The story shifts from cavalry officers who use the horses to fight the Germans, to a little vignette involving two young German brothers who are officers who hide out in a farmhouse, to a young girl and her grandfather tending the horses, shifting back to the German Army who need the horses to tow their cannons, to the horse running in No Man's Land and getting injured by barbed wire, and so on. Hard to say which vignette works best but the one involving the German brothers is the shortest and most powerful. It ends with a scene that is remarkably strong and abrupt - a scene that would be more at home in "All Quiet on the Western Front" than in this film.

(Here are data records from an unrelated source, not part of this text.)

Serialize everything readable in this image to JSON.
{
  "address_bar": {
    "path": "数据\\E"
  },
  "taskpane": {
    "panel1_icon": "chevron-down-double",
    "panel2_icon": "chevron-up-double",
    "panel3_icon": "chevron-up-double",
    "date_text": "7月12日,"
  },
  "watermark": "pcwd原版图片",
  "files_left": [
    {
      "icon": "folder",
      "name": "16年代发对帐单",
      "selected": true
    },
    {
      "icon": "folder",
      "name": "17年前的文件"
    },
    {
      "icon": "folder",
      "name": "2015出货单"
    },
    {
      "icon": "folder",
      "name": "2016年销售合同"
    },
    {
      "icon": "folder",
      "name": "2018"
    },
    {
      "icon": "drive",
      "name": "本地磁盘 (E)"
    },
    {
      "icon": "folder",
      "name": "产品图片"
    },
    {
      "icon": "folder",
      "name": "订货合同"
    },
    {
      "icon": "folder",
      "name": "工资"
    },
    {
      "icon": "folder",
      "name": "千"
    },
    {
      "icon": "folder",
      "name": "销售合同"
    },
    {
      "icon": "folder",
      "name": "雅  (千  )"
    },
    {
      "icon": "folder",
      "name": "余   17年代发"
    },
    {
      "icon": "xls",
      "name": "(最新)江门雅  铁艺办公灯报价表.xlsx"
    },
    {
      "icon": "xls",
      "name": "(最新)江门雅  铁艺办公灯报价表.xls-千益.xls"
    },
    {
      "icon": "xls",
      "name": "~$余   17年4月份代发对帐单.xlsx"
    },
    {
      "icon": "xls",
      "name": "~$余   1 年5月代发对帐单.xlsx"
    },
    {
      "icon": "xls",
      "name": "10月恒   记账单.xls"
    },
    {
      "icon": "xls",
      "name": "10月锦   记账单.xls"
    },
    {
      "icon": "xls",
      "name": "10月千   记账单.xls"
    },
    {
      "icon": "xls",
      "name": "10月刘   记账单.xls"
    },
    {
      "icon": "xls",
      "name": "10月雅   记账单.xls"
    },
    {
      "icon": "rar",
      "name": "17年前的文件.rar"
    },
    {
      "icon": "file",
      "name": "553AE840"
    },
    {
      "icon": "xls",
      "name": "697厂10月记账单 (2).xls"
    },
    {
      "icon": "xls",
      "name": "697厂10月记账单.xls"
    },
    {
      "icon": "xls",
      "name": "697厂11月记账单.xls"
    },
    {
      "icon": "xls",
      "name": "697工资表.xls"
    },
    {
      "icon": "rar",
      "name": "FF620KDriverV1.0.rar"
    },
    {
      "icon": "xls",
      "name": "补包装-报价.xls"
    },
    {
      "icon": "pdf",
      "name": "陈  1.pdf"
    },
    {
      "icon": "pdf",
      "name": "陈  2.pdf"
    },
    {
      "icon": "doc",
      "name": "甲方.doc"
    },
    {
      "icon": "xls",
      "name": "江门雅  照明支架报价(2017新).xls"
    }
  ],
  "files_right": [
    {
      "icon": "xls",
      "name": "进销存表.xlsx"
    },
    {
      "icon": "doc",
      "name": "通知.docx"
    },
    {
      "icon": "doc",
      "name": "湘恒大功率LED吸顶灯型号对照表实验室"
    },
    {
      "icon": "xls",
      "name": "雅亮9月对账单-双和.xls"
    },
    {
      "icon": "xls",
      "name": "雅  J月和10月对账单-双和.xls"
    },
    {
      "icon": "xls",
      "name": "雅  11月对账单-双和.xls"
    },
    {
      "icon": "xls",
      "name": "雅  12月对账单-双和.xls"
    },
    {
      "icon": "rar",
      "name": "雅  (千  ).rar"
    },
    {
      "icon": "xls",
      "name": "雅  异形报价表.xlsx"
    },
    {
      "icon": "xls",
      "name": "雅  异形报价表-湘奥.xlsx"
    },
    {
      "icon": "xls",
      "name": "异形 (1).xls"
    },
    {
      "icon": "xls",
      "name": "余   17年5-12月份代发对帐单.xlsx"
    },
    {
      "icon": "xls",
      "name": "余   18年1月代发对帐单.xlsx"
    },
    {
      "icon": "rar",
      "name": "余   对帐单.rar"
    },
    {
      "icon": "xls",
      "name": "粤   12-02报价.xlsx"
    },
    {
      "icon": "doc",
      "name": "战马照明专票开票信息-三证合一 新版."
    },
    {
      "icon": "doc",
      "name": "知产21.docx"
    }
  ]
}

Director Steven Spielberg knows how to craft scenes of picturesque countrysides, soldiers fighting in the trenches and in cavalry formation as they charge to the German guns, and he knows how to direct horses! "War Horse," however, never quite establishes any real connection with its thin characters. Jeremy Irvine is as bland a farmboy as I have seen in a long time. Emily Watson occasionally elicits a smile when showing how proud she is of her son's strength. Peter Mullan merely looks angry or indifferent. The picture comes alive with Tom Hiddleston's sympathetic cavalry officer who works on drawings of the horse to send back to Albert. Aside from Hiddleston, I didn't feel any emotional attachment with any of the human characters, though certainly anyone would feel bad for the horses Joey and Tophorn, the latter a black stallion who befriends Joey.
Spielberg sentimentalizes Joey's plight - we feel his pain, his need to be close to Albert, and his exhaustion when dragged through miles and miles of mud while strapped to a cannon. But by the end of the film, with its dramatically red sunset hues and silhouettes that scream "Gone With the Wind," I didn't feel emotionally drained by the experience. I just felt emotionally empty.
Footnote: Kids, parents, veterinarians and PETA members should steer clear of this film - many horses die in battle, Tophorn dies from exhaustion, and Joey endures way too much pain.